= Health promotion in higher education =

In the higher education setting, the process of health promotion is applied within a post-secondary academic environments to increase health and wellbeing. The process needs professionals to engage in all five WHO Ottawa Charter Health Promotion Actions and particularly reorient all the sectors of a college campus towards evidence-based prevention, utilizing a public health/population health /community health model. Health promotion requires a coordinated effort in all five Actions:

1. Building healthy public policy
2. Creating supportive environments
3. Strengthening community action
4. Developing personal skills
5. Re-orienting all service sectors toward prevention of illness and promotion of health

== Internationally ==
The International Health Promoting Universities & Colleges Network is guided by the Okanagan Charter: An International Charter for Health Promoting University and Colleges, which calls on post-secondary schools to embed health into all aspects of campus culture and to lead health promotion action and collaboration locally and globally. Created in June 2015, the Charter provides institutions with a common language, principles, and framework to become health and wellbeing promoting campuses.

== In Canada ==
The "National Standard of Canada for Mental Health and Well-Being for Post-Secondary Students" was developed in 2018 and is a voluntary guideline to help post-secondary institutions support the mental health and well-being of students, including the promotion of mental health and well-being. The Standard aims to support the following key outcomes:
- Raise awareness about mental health and decrease mental illness-related stigma,
- Provide healthier and safer institutional environments,
- Improve opportunities for student success and flourishing, and
- Promote life and resiliency skills that students can use at school, at work, and in daily life

The Canadian Association of College & University Student Services (CACUSS) co-developed the Post-Secondary Student Mental Health: Guide to a Systemic Approach with the Canadian Mental Health Association. This guide aims to act as a resource and a framework to support the creation of communities on campus that are conducive to transformative learning and mental well-being through a systemic approach. CACUSS also includes several communities and networks dedicated to health promotion in higher education including campus mental health, student health & wellness, and student peer support programs.

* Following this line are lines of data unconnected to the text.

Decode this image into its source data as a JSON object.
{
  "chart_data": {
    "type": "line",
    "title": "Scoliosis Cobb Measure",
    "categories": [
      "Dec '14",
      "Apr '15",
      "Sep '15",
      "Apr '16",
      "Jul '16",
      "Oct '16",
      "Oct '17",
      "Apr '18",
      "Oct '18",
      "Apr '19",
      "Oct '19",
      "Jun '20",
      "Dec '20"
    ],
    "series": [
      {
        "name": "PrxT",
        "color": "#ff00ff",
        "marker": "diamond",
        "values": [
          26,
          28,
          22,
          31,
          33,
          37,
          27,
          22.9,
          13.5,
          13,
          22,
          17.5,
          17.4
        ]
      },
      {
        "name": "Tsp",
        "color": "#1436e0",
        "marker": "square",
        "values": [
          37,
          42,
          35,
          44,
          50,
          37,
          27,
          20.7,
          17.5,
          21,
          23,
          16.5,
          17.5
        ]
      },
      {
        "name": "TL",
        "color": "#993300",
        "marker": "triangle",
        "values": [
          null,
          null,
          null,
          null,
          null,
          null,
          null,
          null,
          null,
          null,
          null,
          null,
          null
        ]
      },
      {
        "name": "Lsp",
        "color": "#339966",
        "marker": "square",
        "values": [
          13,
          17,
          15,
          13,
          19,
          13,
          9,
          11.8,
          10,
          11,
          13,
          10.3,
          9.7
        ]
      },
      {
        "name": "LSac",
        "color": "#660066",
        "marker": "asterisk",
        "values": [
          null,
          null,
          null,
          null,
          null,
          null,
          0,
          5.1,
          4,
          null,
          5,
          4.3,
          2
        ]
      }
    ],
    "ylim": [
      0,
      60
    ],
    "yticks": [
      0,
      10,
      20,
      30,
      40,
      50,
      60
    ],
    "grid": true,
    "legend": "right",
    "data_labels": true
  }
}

In Ontario, many post-secondary institutions belong to the Ontario University & College Health Association (OUCHA) which allow them to share best practices for health services and promotion across institutions. OUCHA works to develop and pursue all which will preserve and improve the health of University and College students and their community. The overall goal of the organization is to promote and ensure optimum health services to the student population while also providing effective health education in both prevention and management of health issues.

All post-secondary institutions in Ontario also have access to the Centre for Innovation in Campus Mental Health (CICMH), which seeks to support post-secondary institutions in Ontario in their commitment to student mental health. CICMH works with institutions to build knowledge and skills of institutions, foster innovation in collaborative response, and develop partnerships to leverage community knowledge in order to address the mental health needs of students.

==In the United States==
Developing personal skills is currently the action most often used in the higher education setting. These Health Educators or Health Education departments can exist in one or multiple sectors simultaneously throughout the institution, offering skill building initiatives like health communication campaigns or educational workshops to prevent chronic diseases, stress, anxiety, depression, addictions, suicide, grief, hazing, personal safety, bike safety as well as alcohol, tobacco, and other drugs misuse. Health Education departments often offer other initiatives to enhance sexual health, nutrition, stress management, consent, mindfulness, and healthy relationships. A common methodology for personal skills development initiatives is peer health education.

The National Commission for Health Education Credentialing (NCHEC) works to improve the practice of health education and to serve the public and profession of health education by certifying health education specialists (also known as the CHES credential), which promotes professional and career development of health care education, preparation, and practice, all ideals thought to promote the delivery of health care. NCHEC develops and administers the CHES exam in the United States, a competency-based test for health education specialists. The CHES credential is renewable every five years, requiring a baseline of continuing education credits for recertification. This is akin to the requirements and practices of many other health professions, including physicians (ACCME), pharmacists (ACPE), and nurses (ANCC).

The American College Health Association Standards of Practice for Health Promotion in Higher Education first published in 2001 provides measurable guidelines for enhancing the quality of health promotion overall while guiding health education, prevention and wellness efforts at colleges and universities.

The Council for the Advancement of Standards in Higher Education creates and delivers a dynamic and credible Book of Professional Standards and Guidelines and Self-Assessment Guides that are designed to lead to a host of quality-controlled programs and services and promotes standards in student affairs, student services, and student development programs for the ultimate purpose of fostering and enhancing student learning, development, and achievement and in general to promote good citizenship. CAS updated all functional area standards, including CAS for Health Promotion in Higher Education in 2012.

By 2021 the first eight institutions had adopted the Okanagan Charter: An International Charter for Health Promoting University and Colleges, and became the foundation for dozens more to create the U.S. Health Promoting Campuses Network. The ultimate goal of the network is to guide and support campuses, as they navigate the process to adopt the Okanagan Charter as an aspirational document to guide their campus wellbeing efforts from a comprehensive and systems level approach.